Hot Girls, Short Skirts

Print More

The cheerleader flick Bring It On is the best teen-oriented film since 1995’s Clueless, and the new movie has more heart than the Alicia Silverstone starrer because it actually tries to tackle serious issues such as class divisions, social expectations, and athletic plagiarism.

Given that it’s all too easy to crack jokes about male cheerleaders and to leer at seriously underdressed babes (read: American Beauty), I found it gratifyingly surprising that this movie tried to address something like economic iniquity. No, the movie is not a serious diatribe on issues which plague teens. Far from it.

Rather, it’s a lighthearted comedy about a cheerleading team from Rancho Grande High in SoCal. The team has won five straight national championships. The joke is that they cheer for a football team that finishes with the worst division record every year.

When Torrance (Kirsten Dunst) takes over as squad captain, she recruits transfer student Missy (Eliza Dushku, Buffy the Vampire Slayer) to join the team. You see, Missy is a talented gymnast, but Rancho Grande doesn’t field a gymnastics team.

Torrance and Missy find out that the team’s routines have been ripped off from another team by Torrance’s bitch-queen predecessor. (This prompts Torrance to exclaim, “My whole cheerleading career is based on a lie!”) That other team is from the poorer, urban East Compton High.

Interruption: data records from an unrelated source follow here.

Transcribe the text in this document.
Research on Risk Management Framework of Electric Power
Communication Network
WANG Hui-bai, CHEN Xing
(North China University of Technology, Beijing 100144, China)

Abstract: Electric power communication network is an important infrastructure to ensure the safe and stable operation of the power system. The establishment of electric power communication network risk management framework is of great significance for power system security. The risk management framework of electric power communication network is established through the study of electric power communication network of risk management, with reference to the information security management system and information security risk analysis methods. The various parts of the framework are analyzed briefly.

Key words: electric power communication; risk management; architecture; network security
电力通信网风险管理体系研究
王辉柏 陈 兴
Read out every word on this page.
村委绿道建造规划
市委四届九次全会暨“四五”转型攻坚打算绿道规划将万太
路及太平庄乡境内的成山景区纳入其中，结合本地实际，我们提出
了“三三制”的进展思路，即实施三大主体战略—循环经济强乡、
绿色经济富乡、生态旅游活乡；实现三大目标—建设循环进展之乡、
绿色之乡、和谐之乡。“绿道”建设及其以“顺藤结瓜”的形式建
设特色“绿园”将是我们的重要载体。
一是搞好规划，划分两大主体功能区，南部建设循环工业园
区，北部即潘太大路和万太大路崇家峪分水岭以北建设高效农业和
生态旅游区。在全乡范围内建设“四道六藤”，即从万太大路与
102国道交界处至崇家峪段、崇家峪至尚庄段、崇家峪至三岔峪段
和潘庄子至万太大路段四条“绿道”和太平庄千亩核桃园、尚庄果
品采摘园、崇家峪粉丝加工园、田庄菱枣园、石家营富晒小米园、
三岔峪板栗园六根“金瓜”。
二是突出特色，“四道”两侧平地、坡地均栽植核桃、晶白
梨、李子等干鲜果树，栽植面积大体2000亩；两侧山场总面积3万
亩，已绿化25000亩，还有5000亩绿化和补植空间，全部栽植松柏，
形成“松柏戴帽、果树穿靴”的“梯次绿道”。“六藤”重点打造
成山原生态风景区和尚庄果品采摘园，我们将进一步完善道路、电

The East Compton Clovers, led by Isis (Gabrielle Union, She’s All That), gives the Rancho Grande Toros a run for their money at regionals, and Torrance and company realize that they must raise their game if they want to win a sixth title.

The plot seems simple enough, but screenwriter Jessica Bendinger throws in subplots concerning Torrance’s good-for-nothing college boyfriend, cheerleading politics (“this is not a democracy, it’s a cheerocracy”), a romance between Missy’s brother and Torrance, and even good sportsmanship.

Torrance is all about being the best, and being the best means beating the best. Therefore, when the Clovers can’t afford the trip to the nationals in Florida, Torrance gets her dad’s company to sponsor her rivals. While Isis turns the offer down, the two team captains begin to respect one another. They even give each other tips during their rousing showdown in the final round.

Given the subject matter, the film’s participants treat cheerleading with respect and fondness. Sure, it’s a spoof on one of high school’s easiest targest for cheap laughs, but the movie remains sweetly uncynical in its attitude towards the cheerleaders’ quests.

The cast definitely “brings it” to their roles. Eliza Dushku and Gabrielle Union should break out of anonymity following their work here.

Kirsten Dunst, the star of the movie and the one who holds everything together, adds another movie to her resume of movie-stealing roles. Miss Dunst’s comic gifts allow her to seem deadly earnest while winking at the audience at the same time. With this movie, Dunst now stands a head above her fellow Gen Y actresses.